Place a medium size pot over medium-high heat with 4 cups of water; bring to a boil. While the water is heating, pour 1 cup of water into a medium size mixing bowl and slowly stir in 1 cup of cornflour. Be careful to continue stirring as the flour will settle and form lumps.

When the water has boiled, reduce to heat to low and transfer 90% of the water to a large container that will enable you to eventually pour it back into the pot. With a spoon in one hand and the bowl of cornflour base in the other, slowly pour the cornflour base into the pot and stir. The mixture will expand rapidly, so be prepared to stir quickly to prevent any lumps from forming. Continue pouring portions of the reserved water into the pot along with small portions of the remaining cornflour, and continue stirring.

Once you have poured all but 1 cup of water into the pot, as well as all of the cornflour, place a lid on the pot and allow to sit for 5 minutes while it continues cooking. Then add a little water, and continue stirring for several minutes. Repeat this process 2 more times for a total cook and stir time of around 20 minutes.

When the cornflour appears to be well-saturated with no lumps, remove the pot from the heat. Line a small bowl with a 12 inch length of plastic wrap and scoop about 3/4 cup of the mixture into the bowl, gather the plastic wrap and form a ball of Ugali inside, twist and set aside. Continue this process until you have wrapped all of the Ugali. This side dish is best served with heavy sauces, soups and stews; break off portions of the Ugali with your hand to sop up the accompanying dishes. Use ugali much in the way you would use a flatbread like naan.

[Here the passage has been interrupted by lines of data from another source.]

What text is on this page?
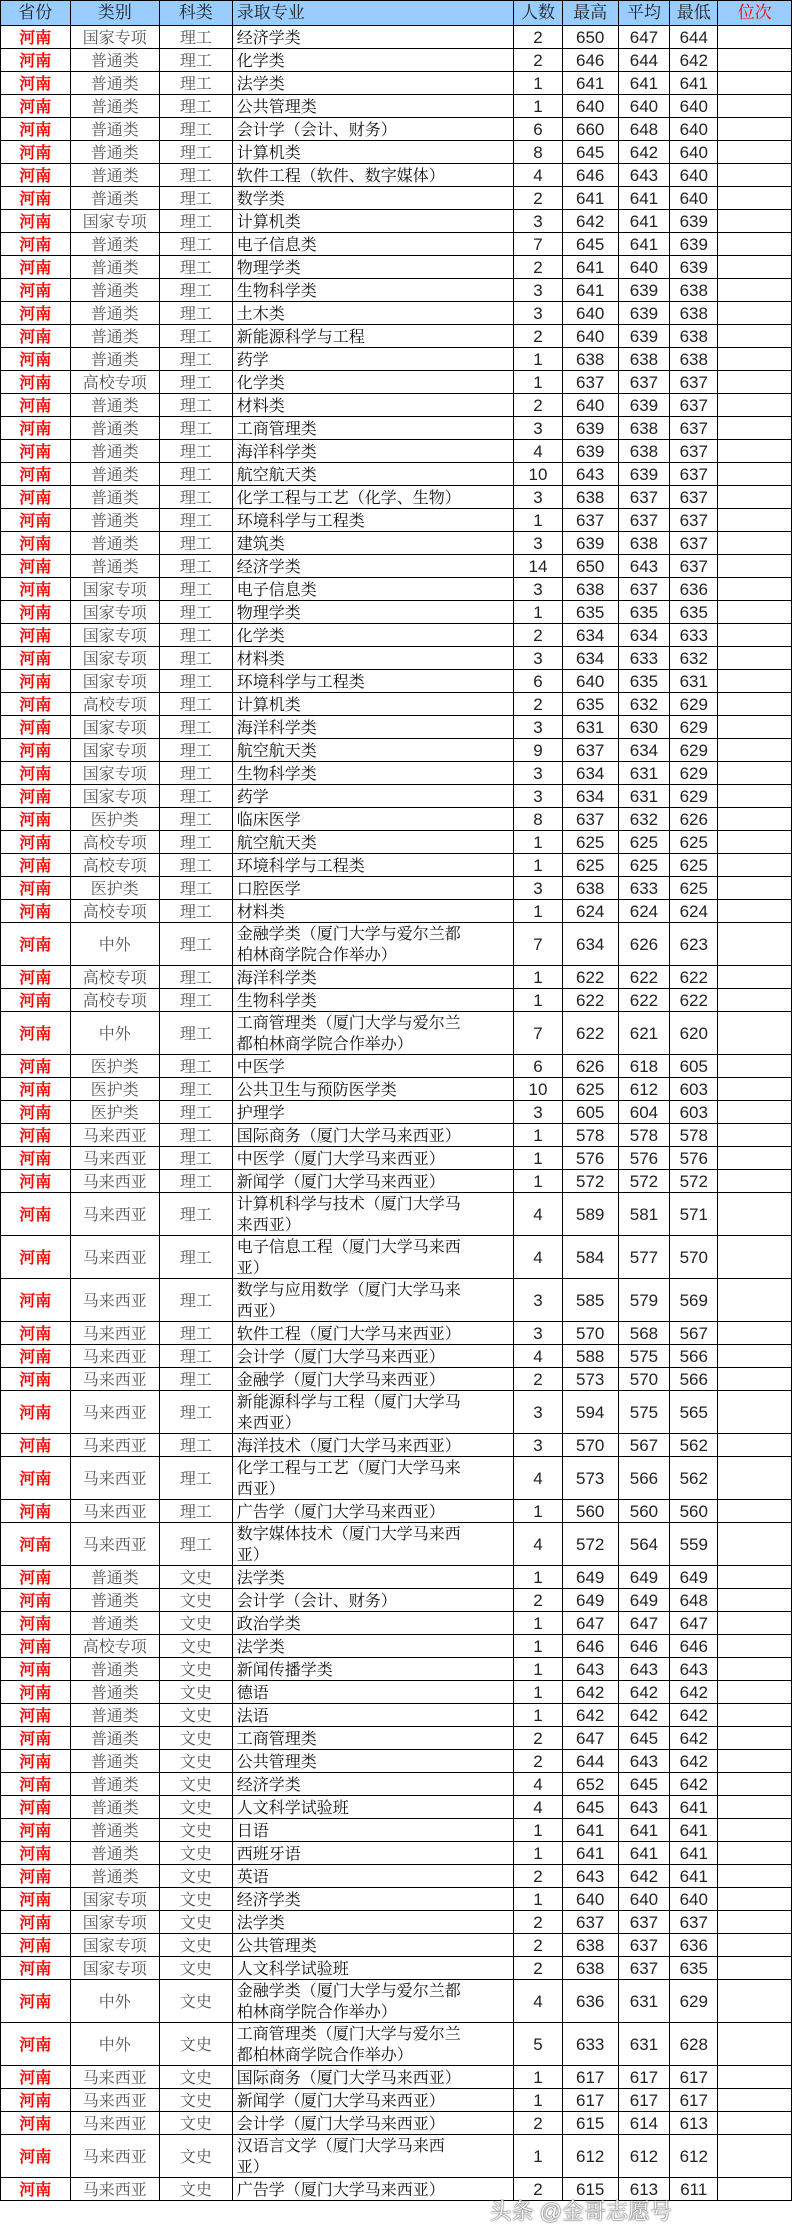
省份	类别	科类	录取专业	人数	最高	平均	最低	位次
河南	国家专项	理工	经济学类	2	650	647	644	
河南	普通类	理工	化学类	2	646	644	642	
河南	普通类	理工	法学类	1	641	641	641	
河南	普通类	理工	公共管理类	1	640	640	640	
河南	普通类	理工	会计学（会计、财务）	6	660	648	640	
河南	普通类	理工	计算机类	8	645	642	640	
河南	普通类	理工	软件工程（软件、数字媒体）	4	646	643	640	
河南	普通类	理工	数学类	2	641	641	640	
河南	国家专项	理工	计算机类	3	642	641	639	
河南	普通类	理工	电子信息类	7	645	641	639	
河南	普通类	理工	物理学类	2	641	640	639	
河南	普通类	理工	生物科学类	3	641	639	638	
河南	普通类	理工	土木类	3	640	639	638	
河南	普通类	理工	新能源科学与工程	2	640	639	638	
河南	普通类	理工	药学	1	638	638	638	
河南	高校专项	理工	化学类	1	637	637	637	
河南	普通类	理工	材料类	2	640	639	637	
河南	普通类	理工	工商管理类	3	639	638	637	
河南	普通类	理工	海洋科学类	4	639	638	637	
河南	普通类	理工	航空航天类	10	643	639	637	
河南	普通类	理工	化学工程与工艺（化学、生物）	3	638	637	637	
河南	普通类	理工	环境科学与工程类	1	637	637	637	
河南	普通类	理工	建筑类	3	639	638	637	
河南	普通类	理工	经济学类	14	650	643	637	
河南	国家专项	理工	电子信息类	3	638	637	636	
河南	国家专项	理工	物理学类	1	635	635	635	
河南	国家专项	理工	化学类	2	634	634	633	
河南	国家专项	理工	材料类	3	634	633	632	
河南	国家专项	理工	环境科学与工程类	6	640	635	631	
河南	高校专项	理工	计算机类	2	635	632	629	
河南	国家专项	理工	海洋科学类	3	631	630	629	
河南	国家专项	理工	航空航天类	9	637	634	629	
河南	国家专项	理工	生物科学类	3	634	631	629	
河南	国家专项	理工	药学	3	634	631	629	
河南	医护类	理工	临床医学	8	637	632	626	
河南	高校专项	理工	航空航天类	1	625	625	625	
河南	高校专项	理工	环境科学与工程类	1	625	625	625	
河南	医护类	理工	口腔医学	3	638	633	625	
河南	高校专项	理工	材料类	1	624	624	624	
河南	中外	理工	金融学类（厦门大学与爱尔兰都柏林商学院合作举办）	7	634	626	623	
河南	高校专项	理工	海洋科学类	1	622	622	622	
河南	高校专项	理工	生物科学类	1	622	622	622	
河南	中外	理工	工商管理类（厦门大学与爱尔兰都柏林商学院合作举办）	7	622	621	620	
河南	医护类	理工	中医学	6	626	618	605	
河南	医护类	理工	公共卫生与预防医学类	10	625	612	603	
河南	医护类	理工	护理学	3	605	604	603	
河南	马来西亚	理工	国际商务（厦门大学马来西亚）	1	578	578	578	
河南	马来西亚	理工	中医学（厦门大学马来西亚）	1	576	576	576	
河南	马来西亚	理工	新闻学（厦门大学马来西亚）	1	572	572	572	
河南	马来西亚	理工	计算机科学与技术（厦门大学马来西亚）	4	589	581	571	
河南	马来西亚	理工	电子信息工程（厦门大学马来西亚）	4	584	577	570	
河南	马来西亚	理工	数学与应用数学（厦门大学马来西亚）	3	585	579	569	
河南	马来西亚	理工	软件工程（厦门大学马来西亚）	3	570	568	567	
河南	马来西亚	理工	会计学（厦门大学马来西亚）	4	588	575	566	
河南	马来西亚	理工	金融学（厦门大学马来西亚）	2	573	570	566	
河南	马来西亚	理工	新能源科学与工程（厦门大学马来西亚）	3	594	575	565	
河南	马来西亚	理工	海洋技术（厦门大学马来西亚）	3	570	567	562	
河南	马来西亚	理工	化学工程与工艺（厦门大学马来西亚）	4	573	566	562	
河南	马来西亚	理工	广告学（厦门大学马来西亚）	1	560	560	560	
河南	马来西亚	理工	数字媒体技术（厦门大学马来西亚）	4	572	564	559	
河南	普通类	文史	法学类	1	649	649	649	
河南	普通类	文史	会计学（会计、财务）	2	649	649	648	
河南	普通类	文史	政治学类	1	647	647	647	
河南	高校专项	文史	法学类	1	646	646	646	
河南	普通类	文史	新闻传播学类	1	643	643	643	
河南	普通类	文史	德语	1	642	642	642	
河南	普通类	文史	法语	1	642	642	642	
河南	普通类	文史	工商管理类	2	647	645	642	
河南	普通类	文史	公共管理类	2	644	643	642	
河南	普通类	文史	经济学类	4	652	645	642	
河南	普通类	文史	人文科学试验班	4	645	643	641	
河南	普通类	文史	日语	1	641	641	641	
河南	普通类	文史	西班牙语	1	641	641	641	
河南	普通类	文史	英语	2	643	642	641	
河南	国家专项	文史	经济学类	1	640	640	640	
河南	国家专项	文史	法学类	2	637	637	637	
河南	国家专项	文史	公共管理类	2	638	637	636	
河南	国家专项	文史	人文科学试验班	2	638	637	635	
河南	中外	文史	金融学类（厦门大学与爱尔兰都柏林商学院合作举办）	4	636	631	629	
河南	中外	文史	工商管理类（厦门大学与爱尔兰都柏林商学院合作举办）	5	633	631	628	
河南	马来西亚	文史	国际商务（厦门大学马来西亚）	1	617	617	617	
河南	马来西亚	文史	新闻学（厦门大学马来西亚）	1	617	617	617	
河南	马来西亚	文史	会计学（厦门大学马来西亚）	2	615	614	613	
河南	马来西亚	文史	汉语言文学（厦门大学马来西亚）	1	612	612	612	
河南	马来西亚	文史	广告学（厦门大学马来西亚）	2	615	613	611	
头条 @金哥志愿号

Portrait of a Maasai warrior in Kenya


Kenya recognizes over fifty tribes of native people. The Maasai were the most abundant tribe at beginning of 20th century, and now they are one of the very few tribes who have retained most of their traditional ways of life. The Maasai are semi-nomadic, like the wildlife they hunt, and they cover a large area. They herd cattle and goats, and live entirely off the land.